Two Types of Life Insurance
There are two major types of Life Insurance policies. Term and Whole life. Whole life is often referred to as permanent life insurance, and includes several subcategories such as traditional whole life, universal life, variable life and variable universal life. In 2019, 4.5 million individual life insurance policies purchased were made up of term and about 6.1 million were made up of whole life premiums, according to the American Council of Life Insurers.
Term Life Insurance
Term Insurance is the most basic type of life insurance. It only pays the benefit if death occurs during the policy term. Term life policies are often written from 1 – 30 years. Most term policies have no other benefits beyond the death benefit.
There are two types of term life insurance: level term and decreasing term.
- Level term means the amount of the death benefit stays the same throughout the term of the policy.
- Decreasing term means that the death benefit decreases, usually in one-year increments, over the course of the term.
In 2019, almost all (96 percent) of term life insurance policies were level term.
Whole Life Insurance
Whole life insurance pays a death benefit whenever you die—even if you live to 150! There are three major types of whole life insurance
- traditional whole life
- universal life
- variable universal life
and there are variations within each type.

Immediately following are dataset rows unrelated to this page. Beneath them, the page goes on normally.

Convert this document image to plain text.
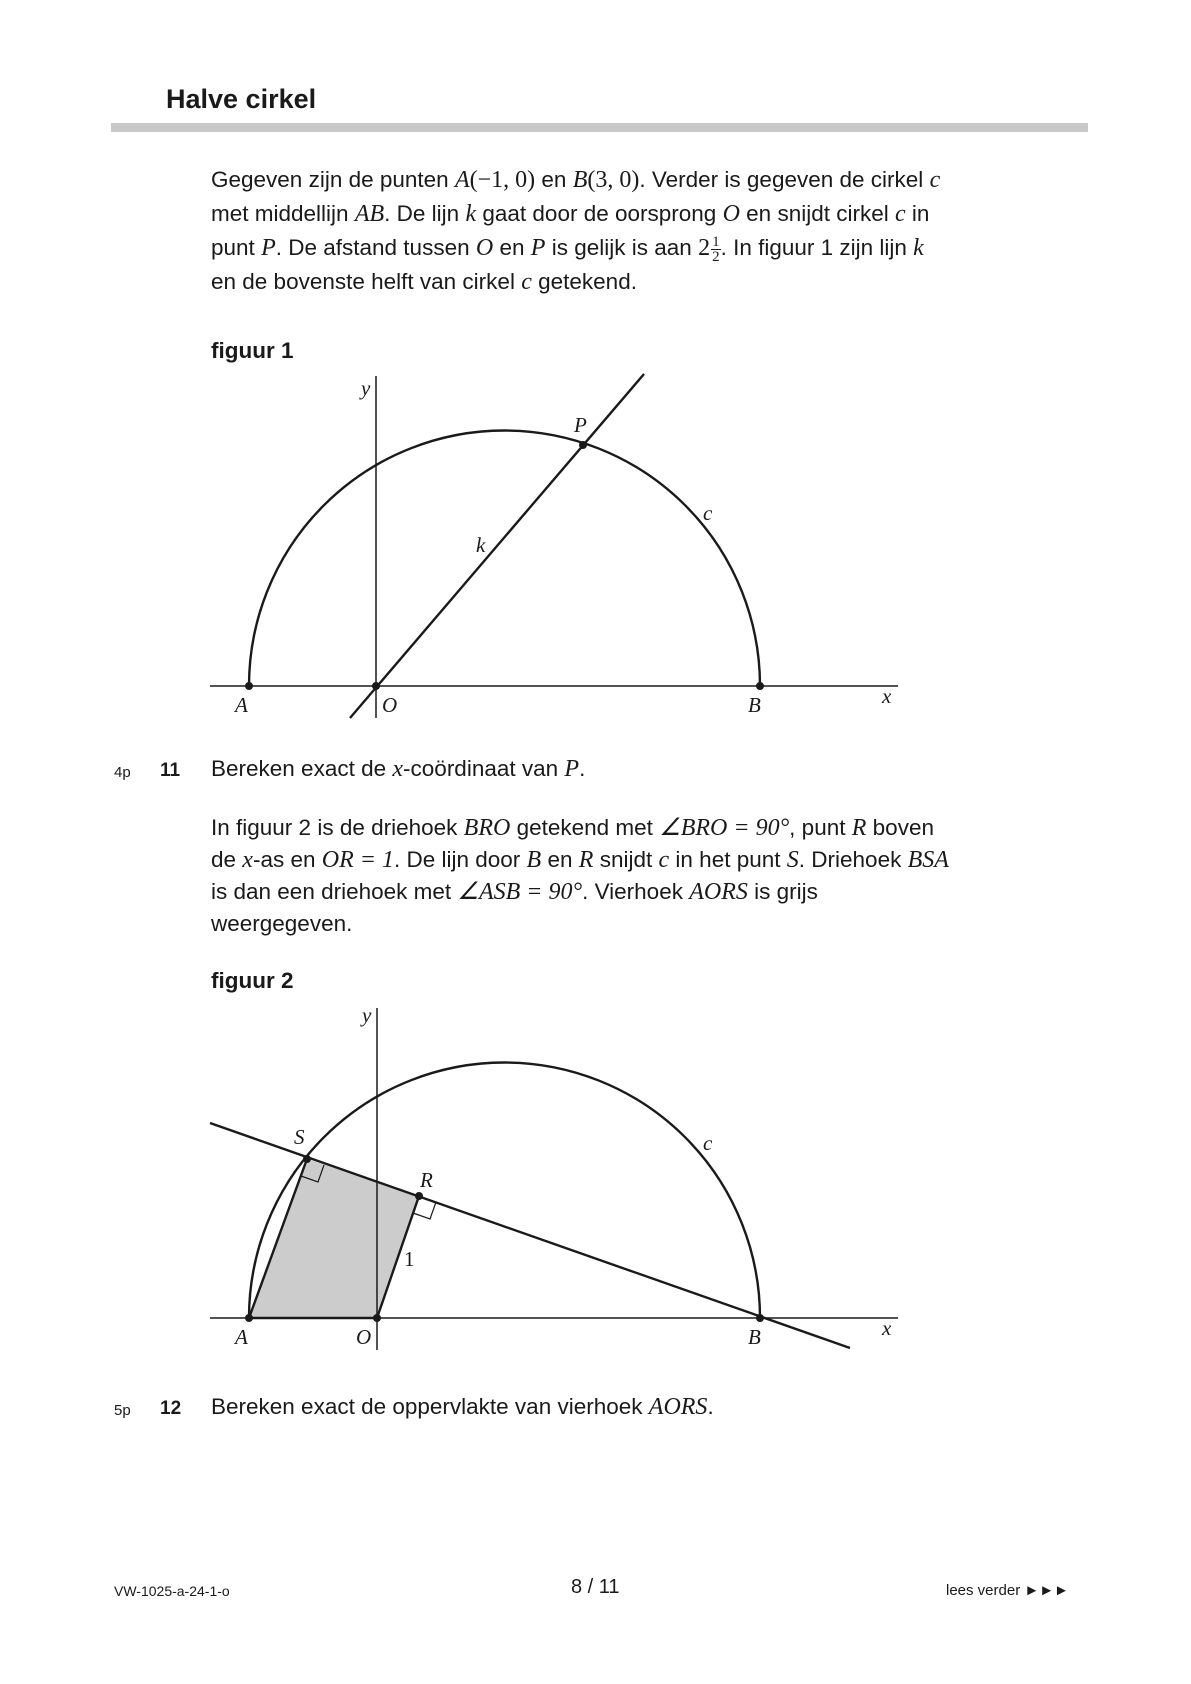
Halve cirkel
Gegeven zijn de punten A(−1, 0) en B(3, 0). Verder is gegeven de cirkel c
met middellijn AB. De lijn k gaat door de oorsprong O en snijdt cirkel c in
punt P. De afstand tussen O en P is gelijk is aan $2 \frac{1}{2}$ . In figuur 1 zijn lijn k
en de bovenste helft van cirkel c getekend.
figuur 1
4p 11 Bereken exact de x-coördinaat van P.
In figuur 2 is de driehoek BRO getekend met ∠BRO = 90°, punt R boven
de x-as en OR = 1. De lijn door B en R snijdt c in het punt S. Driehoek BSA
is dan een driehoek met ∠ASB = 90°. Vierhoek AORS is grijs
weergegeven.
figuur 2
5p 12 Bereken exact de oppervlakte van vierhoek AORS.
VW-1025-a-24-1-o	8 / 11	lees verder ►►►
y
x
A	O	B
P
c
k
y
x
A	O	B
S
R
c
1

In the case of traditional whole life, both the death benefit and the premium are designed to stay the same (level) throughout the life of the policy.
The cost per $1,000 of benefit increases as the insured ages, and the premium gets extreemly high when the insured lives to 80 years and beyond.
The insurance company could perhaps charge a premium that increases every year making it very expensive to purchase if you’re older. Instead, the provider can keep the premium level by charging a higher premium in the early years. The insurance company invests the extra premium to supplement the level premium to help pay the cost of insuring older people.
Most laws require that these “overpayments” be available to the policyholder as a cash value if he or she decides not to continue with the original plan. The cash value is an alternative to the death benefit, not an additional benefit to the policy.
In the 1970s and 1980s, life insurance companies introduced two variations on the traditional whole life product—universal life insurance and variable universal life insurance.